For his part, Master Nixón Yatacué, who is also a representative of the first cohort of the International Master's Degree in Intercultural Communication with Gender Approach, said that from the indigenous peoples of Colombia "the preparation of the fertilizer for the sow, are our objectives for the relevance of the research that we will do, then we make an exchange of knowledge, through literature and with the community we build knowledge" In addition, it added that in order to continue decolonization, work related to indigenous territories' own issues from high school was carried out to continue these processes at the university.
In this sense, Kristin Gregers, stated that through her own research, she has managed to understand and know her own roots, "I have discovered that I have indigenous roots, it is important to recognize that if I am indigenous, but there is another important issue, it is responsibility, Norwegian students do not know about colonialist history, and I have researched in schools to know and I have discovered that structures have them so , that there are no practices to advance the issue of decolonization," he explained.
Third panel: Higher education, extractive industries and climate change
The latest panel "Higher Education, Extractive Industries and Climate Change. What knowledge is recognized prior to investment in indigenous territories? What conflicts arise according to the lack of knowledge or the invisibility of knowledge?, was composed of Pablo Ceto, rector of the Ixil University of Guatemala, Jamile Nene, of the IAUIN and Lasse Bjorn, Director of Nature and Youth (UN).

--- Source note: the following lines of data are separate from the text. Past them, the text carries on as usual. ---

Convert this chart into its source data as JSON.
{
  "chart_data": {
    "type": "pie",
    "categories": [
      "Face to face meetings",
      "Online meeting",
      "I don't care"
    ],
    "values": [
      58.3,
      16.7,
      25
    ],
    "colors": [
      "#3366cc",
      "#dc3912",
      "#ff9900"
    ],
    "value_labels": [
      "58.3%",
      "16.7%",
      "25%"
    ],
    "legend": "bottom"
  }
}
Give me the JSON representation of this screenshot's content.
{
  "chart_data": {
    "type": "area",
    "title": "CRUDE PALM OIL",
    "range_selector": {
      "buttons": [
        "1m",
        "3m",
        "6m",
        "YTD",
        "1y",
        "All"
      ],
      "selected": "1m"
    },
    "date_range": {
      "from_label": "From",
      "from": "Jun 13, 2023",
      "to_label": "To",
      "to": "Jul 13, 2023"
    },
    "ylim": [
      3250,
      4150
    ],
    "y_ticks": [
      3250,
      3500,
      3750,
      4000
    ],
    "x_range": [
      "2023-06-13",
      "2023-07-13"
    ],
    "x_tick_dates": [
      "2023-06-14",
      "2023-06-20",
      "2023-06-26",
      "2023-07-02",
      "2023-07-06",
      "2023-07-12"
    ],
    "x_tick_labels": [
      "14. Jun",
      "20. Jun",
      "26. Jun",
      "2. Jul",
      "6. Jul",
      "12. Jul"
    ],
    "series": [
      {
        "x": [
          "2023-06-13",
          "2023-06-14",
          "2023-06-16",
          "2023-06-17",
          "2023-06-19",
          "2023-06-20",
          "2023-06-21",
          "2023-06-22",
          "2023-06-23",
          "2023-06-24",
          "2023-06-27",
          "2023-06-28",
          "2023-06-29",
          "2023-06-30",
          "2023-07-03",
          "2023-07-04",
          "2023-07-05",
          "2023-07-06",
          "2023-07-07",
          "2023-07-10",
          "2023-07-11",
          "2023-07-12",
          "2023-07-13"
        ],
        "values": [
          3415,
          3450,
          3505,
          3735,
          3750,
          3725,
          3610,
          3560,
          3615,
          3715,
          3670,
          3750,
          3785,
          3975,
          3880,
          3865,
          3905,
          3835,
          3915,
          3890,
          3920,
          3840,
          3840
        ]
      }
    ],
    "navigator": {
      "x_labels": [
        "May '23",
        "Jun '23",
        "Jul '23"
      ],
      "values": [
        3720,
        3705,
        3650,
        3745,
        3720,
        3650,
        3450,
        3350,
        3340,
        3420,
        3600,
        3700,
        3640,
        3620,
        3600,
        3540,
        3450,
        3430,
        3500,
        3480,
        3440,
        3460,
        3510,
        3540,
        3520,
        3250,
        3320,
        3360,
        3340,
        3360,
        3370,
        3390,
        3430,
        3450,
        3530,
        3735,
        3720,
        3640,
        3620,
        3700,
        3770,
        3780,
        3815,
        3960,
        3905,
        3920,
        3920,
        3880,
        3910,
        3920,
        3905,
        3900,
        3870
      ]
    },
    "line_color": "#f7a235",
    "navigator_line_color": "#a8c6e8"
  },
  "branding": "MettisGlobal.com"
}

During his speech, Ceto gave a brief historical overview of Guatemala, mentioning that "there are 17 million inhabitants, 21 Mayan villages, Xika, Garífuna and Afro-descendants, the Ixil people have more than 200 thousand inhabitants, 16% of the population was killed in 114 massacres and genocide", also explained the beginning and continuity of the Ixil University of Guatemala, in this sense argued that they have "pedagogy of their own" , in addition to each process keep "present the relationship with ancestors, knowledge and does, the primary source of knowledge, study and practice in the community students have to work in the community", he said.
For his part, Jamile Nene said that "the IAUIN is its own indigenous project, a right of its own in use of the ordinary law that is part of the organization", in addition, mentioned that certain organizations and companies "want to impose that the extractivist industry as a social criterion and economic growth", emphasized.